= Ion Dediu =

Moldovan biologist (1934–2019)

Ion Dediu (24 June 1934 – 3 November 2019) was a Moldovan biologist specialized in ecology, and a member of the CPSU, who was elected as a corresponding member of the Academy of Sciences of Moldova.

He was the Minister of Environment in 1990–1994. He was a professor at many universities in Moldova and wrote more than 400 scientific papers.

==Biography==
Dediu was born on 24 June 1934 in the village of Rediul Mare, Soroca County, Kingdom of Romania (currently Republic of Moldova). He was a professor (from 1971) at Moldova State University, Technical University of Moldova, Alexandru Ioan Cuza University in Iași, the Academy of Sciences of the Republic of Moldova, Dimitrie Cantemir Ecology University in Iași, Free International University of Moldova, and the University of Ecology and Social Sciences of Romania. He was an invited professor at several universities in the United States, Russia, England, Poland, Romania, Bulgaria, Ukraine, Norway, Turkey, Greece, etc. He was the author of more than 400 scientific papers, including more than 20 monographs in the field of general ecology (theoretical), hydrobiology, zoology, environmental protection, and scientific journalism. He discovered and formulated the principle (law) of the mutual exclusion of biotic aquatic complexes of different biogeographical origins; he was the author of several terms, notions and ecological sintagmes. He discovered and described new species of superior crustaceans.

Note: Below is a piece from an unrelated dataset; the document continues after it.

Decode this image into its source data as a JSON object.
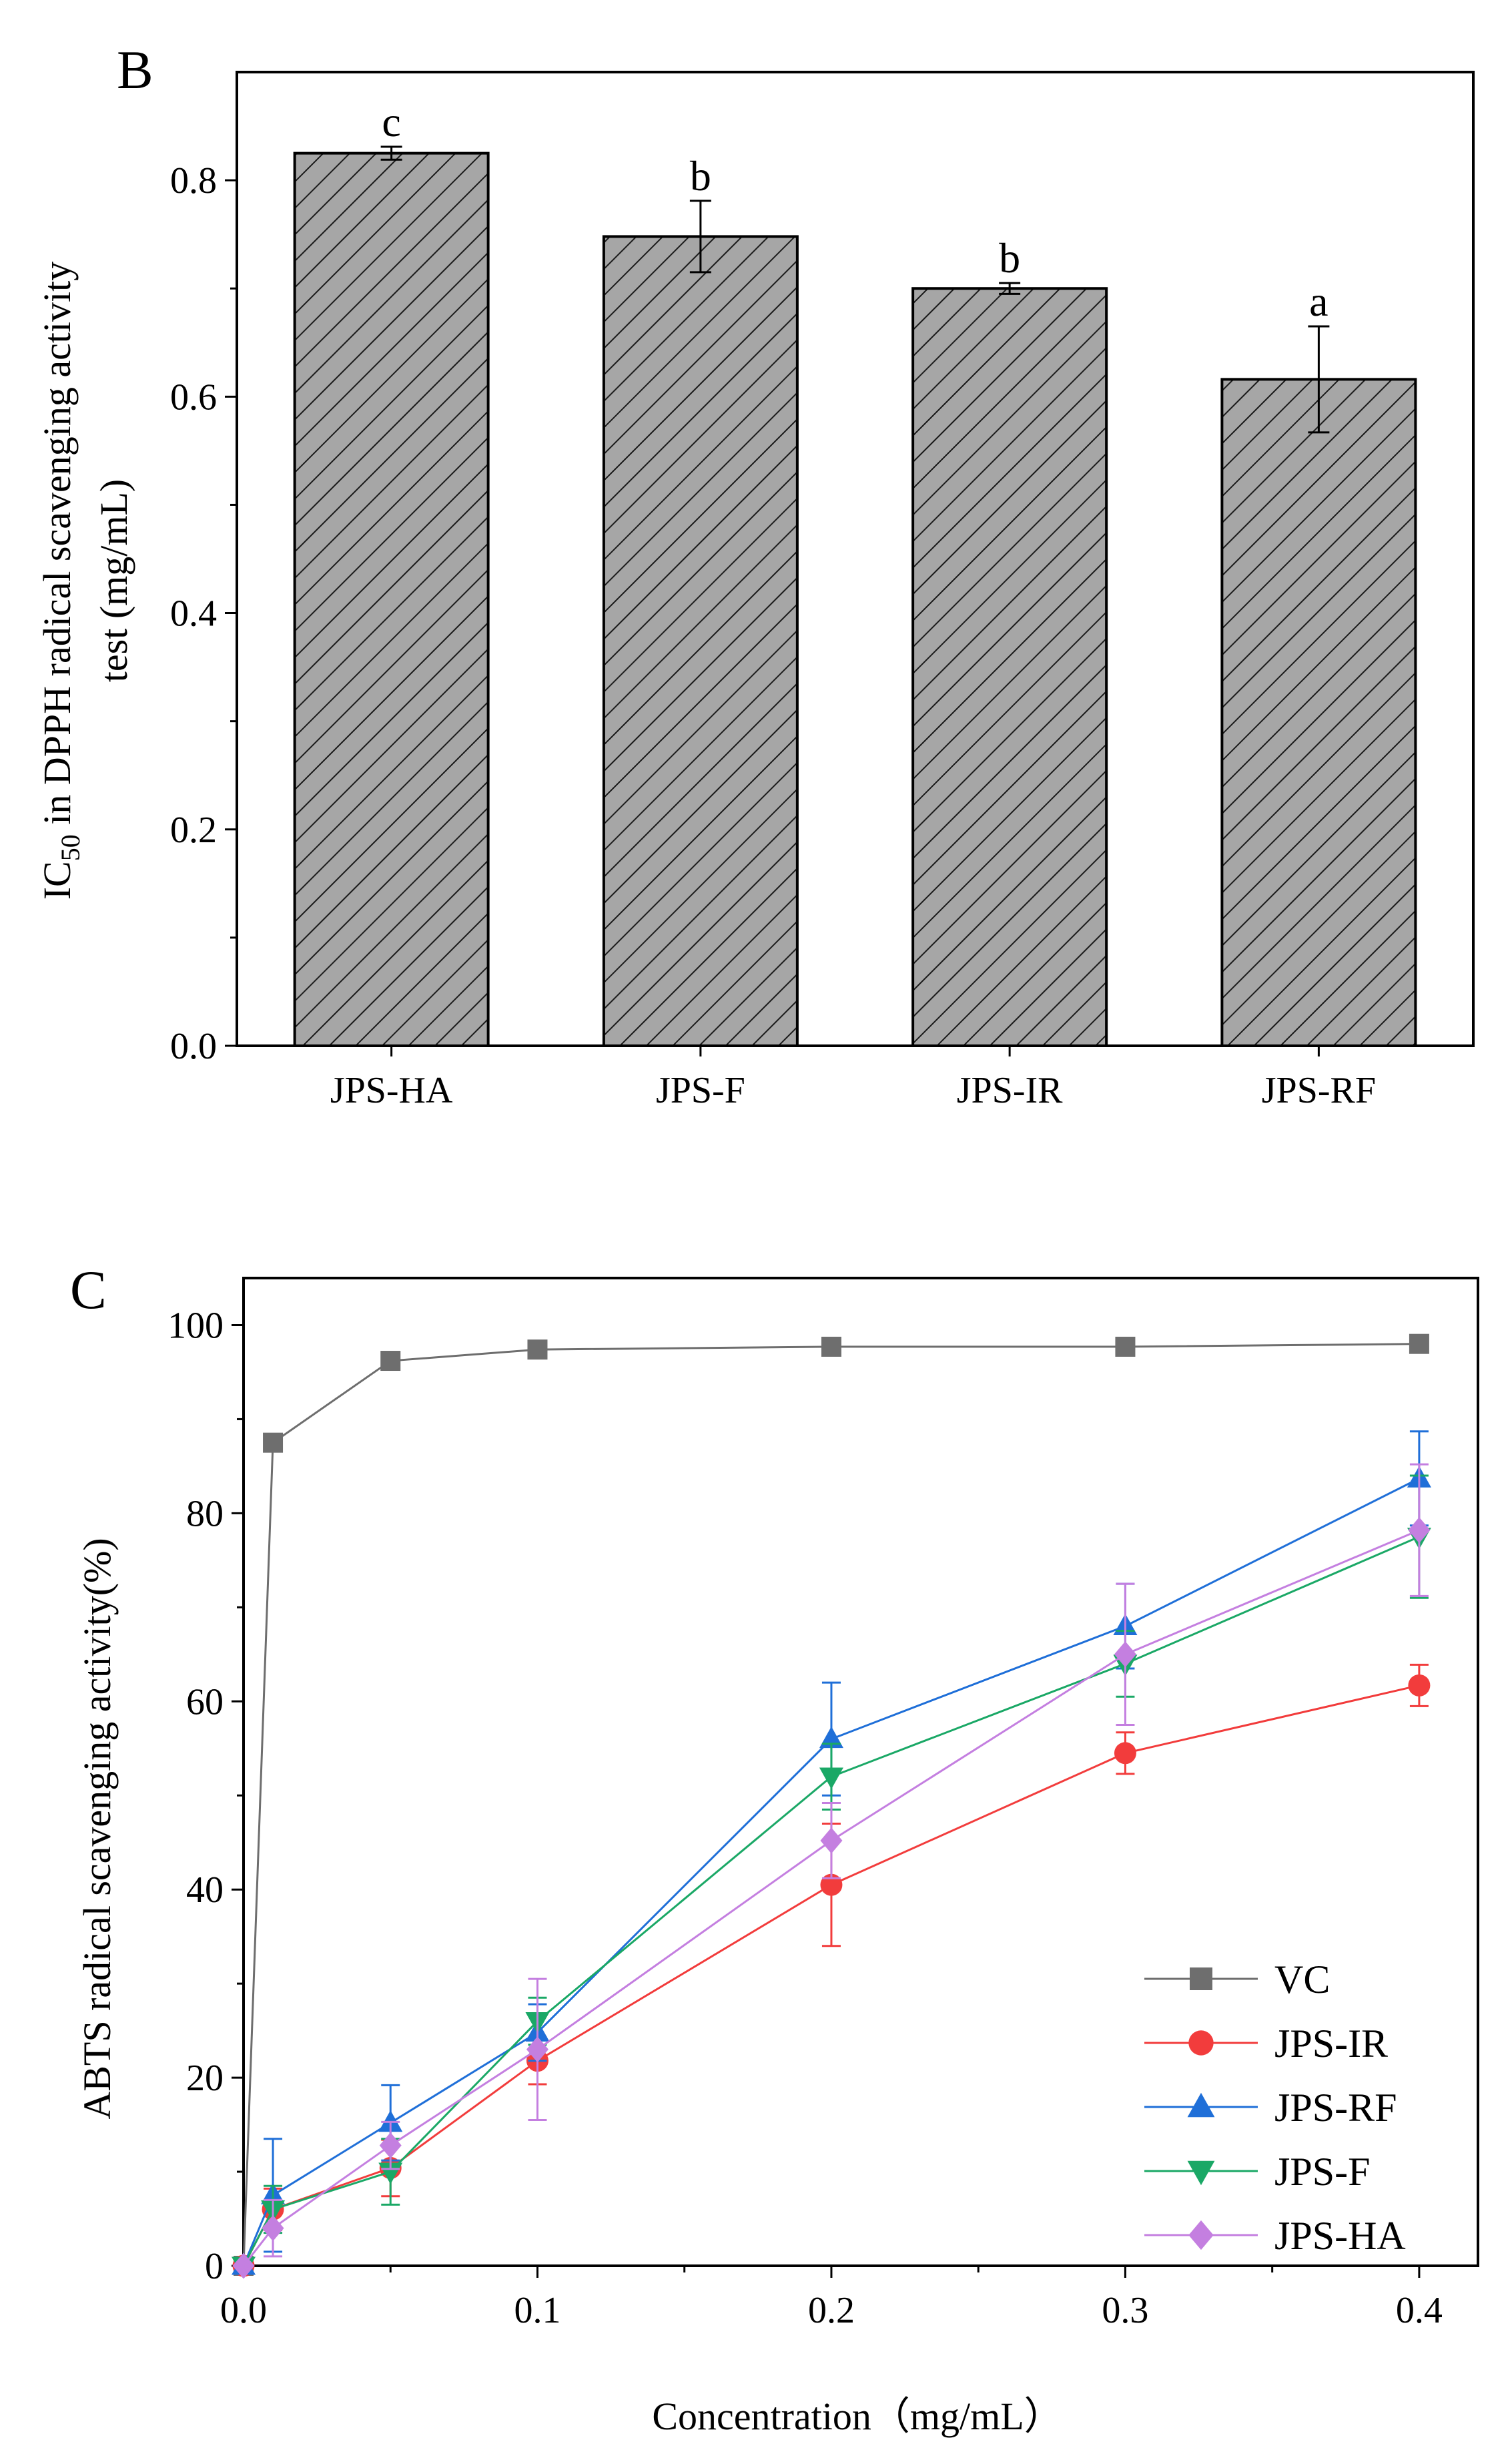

He was one of the key founders of modern theoretical ecology, the founder of the National Ecological School, and of the School of Aquatic Ecotoxicology, and of the Scientific School of Political Ecology, the mentor of over 30 doctors in biological sciences, etc.

He was a correspondent member of the Academy of Sciences of Moldova and the holder member of the following Academy of Sciences: Romanian Academy of Sciences Romanian Scientist (cochaiperson and co-founder), International Cosmonautics "E.C. Tiolkovski" (Moscow), Ecology and Life Security (Saint Petersburg), Ecology in Romania, National Ecological Sciences in RM. (Chairperson-Founder), International Informatization (Associate of the United Nations, of the New York Academy of Sciences (United States), Ukrainian Academy of Ecology (Kyiv), Russian Academy of Natural Sciences (Moscow), International of Economic Sciences (Moscow), International Academy of Personnel (EU and UNESCO), International Academy of Nature and Human Society (Moscow), Balkan Sciences, New Culture and Sustainable Development (Sofia, Bulgaria), etc. Member of the Club of Rome (Committee "Future for Europe"); Professor of Honor / Doctor Honoris Causa of several academies and universities and member of several academic societies from abroad.

He was co-founder and the chairman of the "Green Alliance" ecological party from R.M., of the Environment magazines (Romania), Environment (R.M.) and Noosferă (R.M.); chairman-founder of the Association of Scientists of the Republic of Moldova; Scientific Coordinator and Coauthor of National Strategies for Environmental Protection, Biodiversity Conservation, Protection of the Danube Basin Environment (Prut Sector), Sustainable Development, Red Book (2nd Edition), Annual National Report on the Environment of the Republic of Moldova. etc.; Member of the Parliament of R.M. (Chairman of the Committee on Agriculture, Food Industry, Ecology and Rural Development, 1994–2001), Minister of Environment of the Republic of Moldova (1990–1994).

Chairman-Founder of the National Ecological Institute and the chairperson and founder of the National Academy of Ecological Sciences of the Republic of Moldova. He was an honorary director of the Institute of Ecology and Geography of the Academy of Sciences of the Republic of Moldova and founding director Institute for Environmental Research and Sustainable Development at Free International Institute of Moldova.

==Decorations==
He was decorated with: "The great Golden Medal" and introduced in the "Golden Book" of the Planet "At the Threshold of the Third Millennium" the International Order for Merits, the Golden Medal for Moldova (Cambridge, England); International Order "Green Cross" (UN), Order of R.M. "Glory og Work" and the Order of the Republic of Moldova, the Golden Medal of the Ministry of Education of the GDR. From 2001, he was headed as "20th Century Leader" (UE, Honorary Director for Europe of the International Center of Biographies (Cambridge, England), in 2009 he was awarded by Romanian Academy for the fundamental work – Ecological Treaty (in 5 volumes).